Cloning OS disk from a healthy database node
a) create snapshot from database node rac2 of the rac2-root
volume, choosing "Full" snapshot type, and "Disable public and private access" in the Networking options
b) locate the snapshot and select the option to Create disk. Assign a name to the new disk rac1-new-root
and create the new disk in the availability zone where the affected instance is located.
c) stop the damaged cluster node (rac1)
d) on the damaged node (rac1) open the Disks blade, select "Swap OS Disks", and choose the new volume rac1-new-root
e) start the node (rac1)
Reconfiguration steps after OS volume replacement
Login to the node (rac1). Note: you will receive a warning about a changed hostname
a) stop CLAN service
# systemctl stop flashgrid-clan.service
b) change the hostname rac2 -> rac1:
# hostnamectl set-hostname rac1.<mydomain>
c) change the HOSTNAME value in /etc/sysconfig/network
(e.g. rac2 to rac1)
Expected value example: HOSTNAME=rac1
d) adjust iptables rules
- temporarily remove the immutable attribute
# chattr -i /etc/sysconfig/iptables/span
- replace 192.168.1.X with 192.168.1.Y in /etc/sysconfig/iptables
file.

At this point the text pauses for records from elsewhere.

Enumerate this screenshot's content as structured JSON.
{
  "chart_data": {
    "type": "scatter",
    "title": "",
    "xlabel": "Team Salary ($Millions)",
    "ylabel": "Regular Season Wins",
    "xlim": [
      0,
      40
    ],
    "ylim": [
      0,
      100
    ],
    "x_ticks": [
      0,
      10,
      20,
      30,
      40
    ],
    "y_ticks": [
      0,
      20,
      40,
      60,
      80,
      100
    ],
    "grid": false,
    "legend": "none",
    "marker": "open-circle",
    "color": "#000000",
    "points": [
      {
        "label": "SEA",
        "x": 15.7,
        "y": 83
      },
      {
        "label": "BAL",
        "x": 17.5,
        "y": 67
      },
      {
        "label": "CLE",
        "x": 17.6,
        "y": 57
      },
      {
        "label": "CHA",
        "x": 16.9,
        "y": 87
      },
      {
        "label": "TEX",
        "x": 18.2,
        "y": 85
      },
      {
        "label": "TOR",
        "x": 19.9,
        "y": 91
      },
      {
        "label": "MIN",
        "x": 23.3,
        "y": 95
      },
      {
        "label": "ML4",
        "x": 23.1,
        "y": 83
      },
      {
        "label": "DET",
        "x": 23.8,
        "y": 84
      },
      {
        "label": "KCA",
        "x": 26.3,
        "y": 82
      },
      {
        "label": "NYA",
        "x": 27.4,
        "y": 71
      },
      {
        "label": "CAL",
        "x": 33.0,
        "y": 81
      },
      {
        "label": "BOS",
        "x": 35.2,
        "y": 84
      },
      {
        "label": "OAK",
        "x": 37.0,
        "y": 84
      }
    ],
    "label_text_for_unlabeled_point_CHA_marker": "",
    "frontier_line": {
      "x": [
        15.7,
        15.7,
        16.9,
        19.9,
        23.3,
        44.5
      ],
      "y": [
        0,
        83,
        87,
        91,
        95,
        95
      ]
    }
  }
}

The 192.168.1.X and 192.168.1.Y correspond to the fg-pub network IP addresses of the rac1 and rac2 nodes correspondingly, e.g. 192.168.1.1 and 192.168.1.2
- restart iptables service:
# systemctl restart iptables
- add back the immutable attribute:
# chattr +i /etc/sysconfig/iptables
e) edit ISCSI initiator name:
- temporarily removes the immutable attribute
# chattr -i /etc/iscsi/initiatorname.iscsi
- edit /etc/iscsi/initiatorname.iscsi
file and replace the hostname (rac2 with rac1)
Expected value: InitiatorName=iqn.2015-04.io.flashgrid:rac1
- add back the immutable attribute:
# chattr +i /etc/iscsi/initiatorname.iscsi
f) deploy the CLAN configuration
# flashgrid-clan-cfg deploy-config-local
g) deploy FlashGrid Storage Fabric configuration
# flashgrid-cluster deploy-config-local
h) rename /etc/oracle/scls_scr/rac2
# mv /etc/oracle/scls_scr/rac2 /etc/oracle/scls_scr/rac1
i) edit /etc/oracle/olr.loc
file to point to /u01/app/grid/crsdata/rac1/olr/rac1_19.olr
(in case of a customized GI home path, change the path accordingly).

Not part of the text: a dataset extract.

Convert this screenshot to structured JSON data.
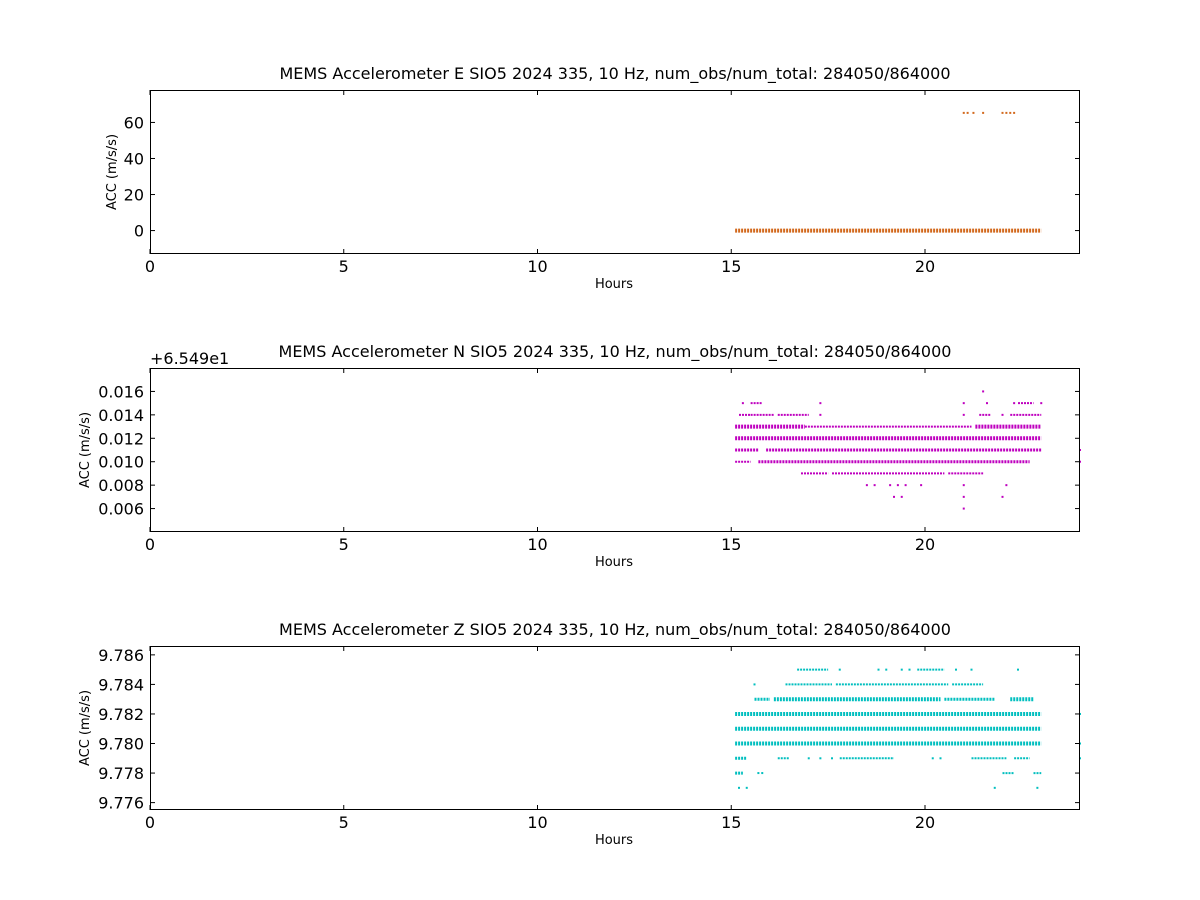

Example of the file contents:
[root@rac1 ~]# cat /etc/oracle/olr.loc olrconfig_loc=/u01/app/grid/crsdata/rac1/olr/rac1_19.olr crs_home=/u01/app/19.3.0/grid
j) reboot rac1 node
# sync; sync
# reboot
k) check cluster status
# flashgrid-cluster
Wait until all disks are back online, and resyncing operations complete on all disk groups before starting the database instances on the node.

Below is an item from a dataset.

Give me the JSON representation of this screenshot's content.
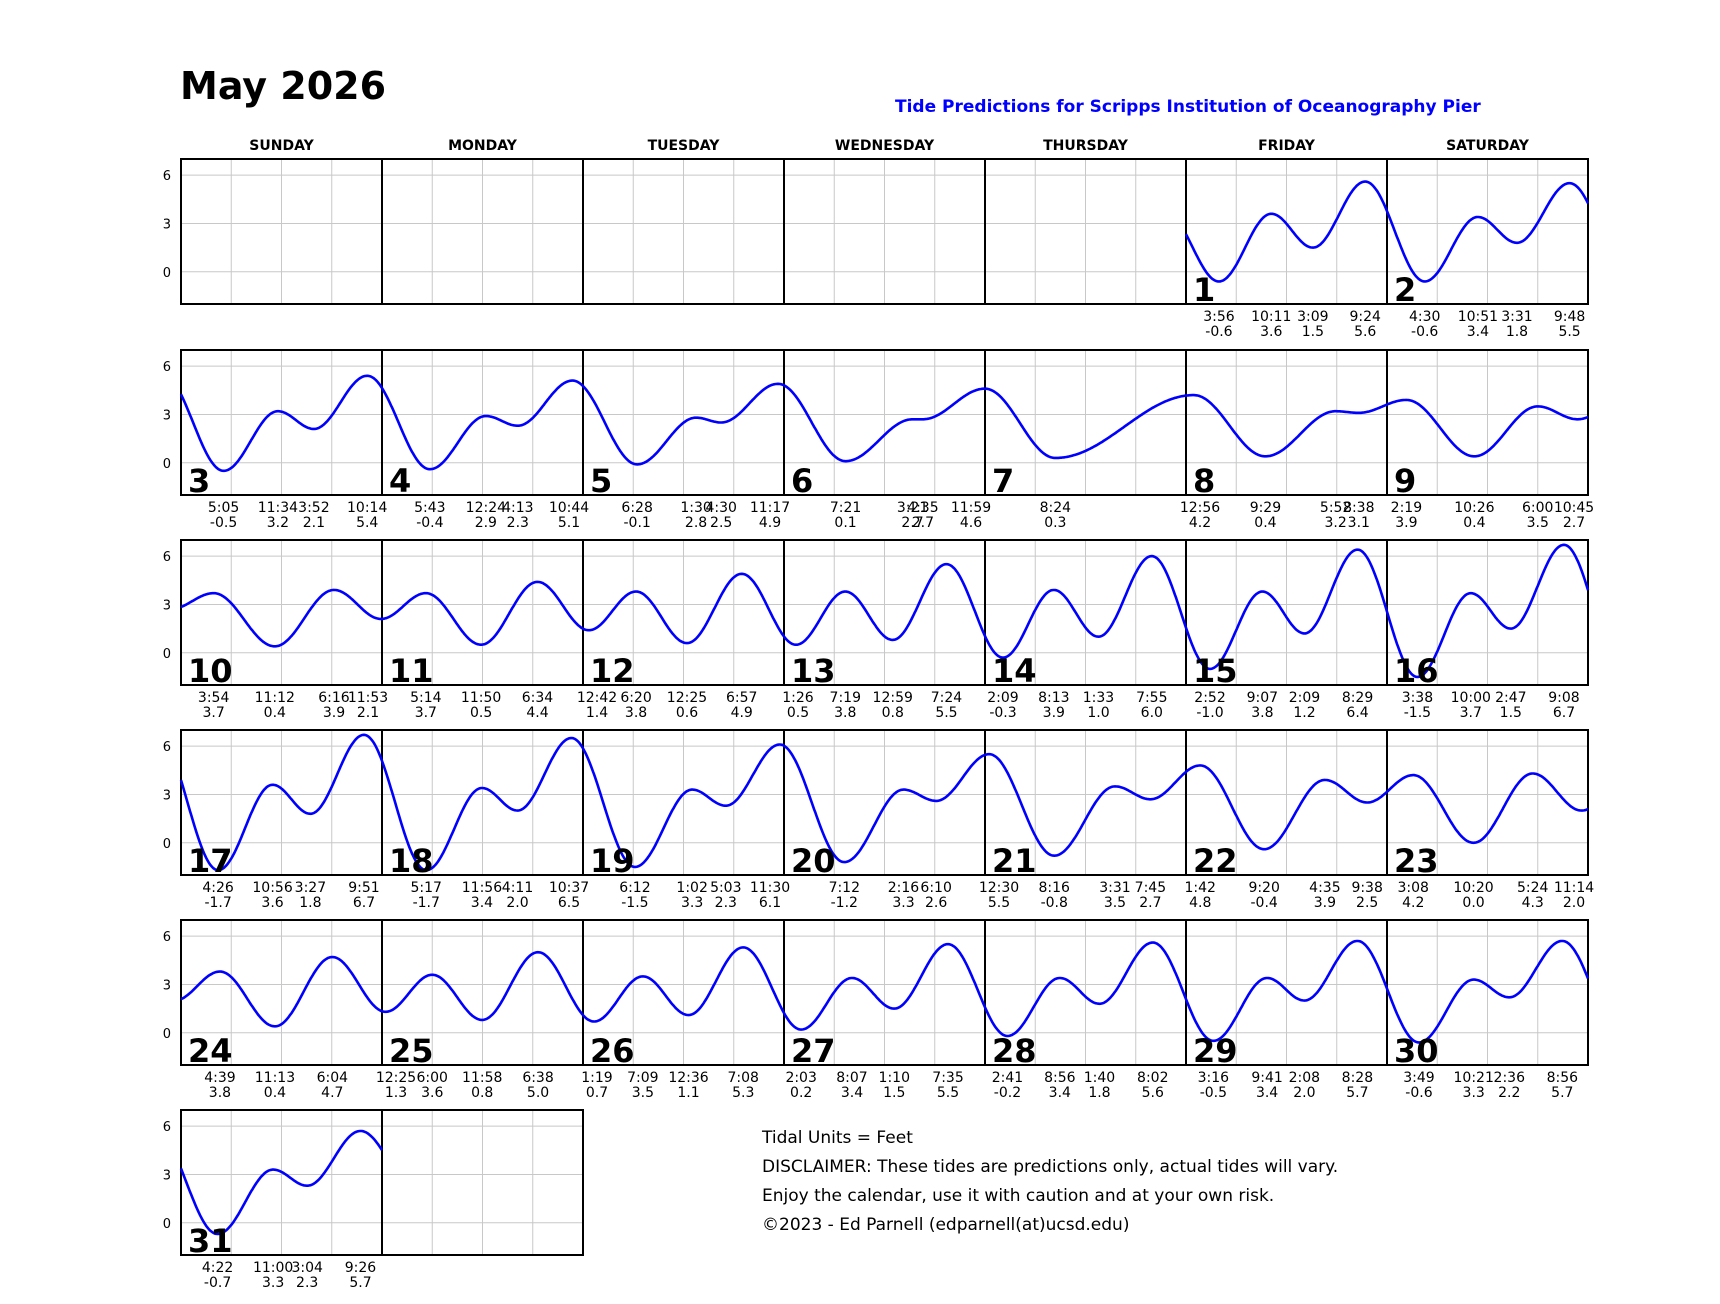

l) on rac1 node edit .bashrc
file from GI owner home (grid) and set correct ASM instance number in the ORACLE_SID
variable. Example:
export ORACLE_SID=+ASM1
m) on all other cluster nodes run as users fg (all nodes), grid (database nodes), and oracle (database nodes):
ssh-keygen -R rac1
n) on rac1 node, any third-party software (e.g. monitoring agents) that has host-specific configuration must be reconfigured to reflect the newer environment specific to rac1 node.
o) After all the steps above are complete, upload diags to FlashGrid support. A new license file will need to be generated for the rac1 host.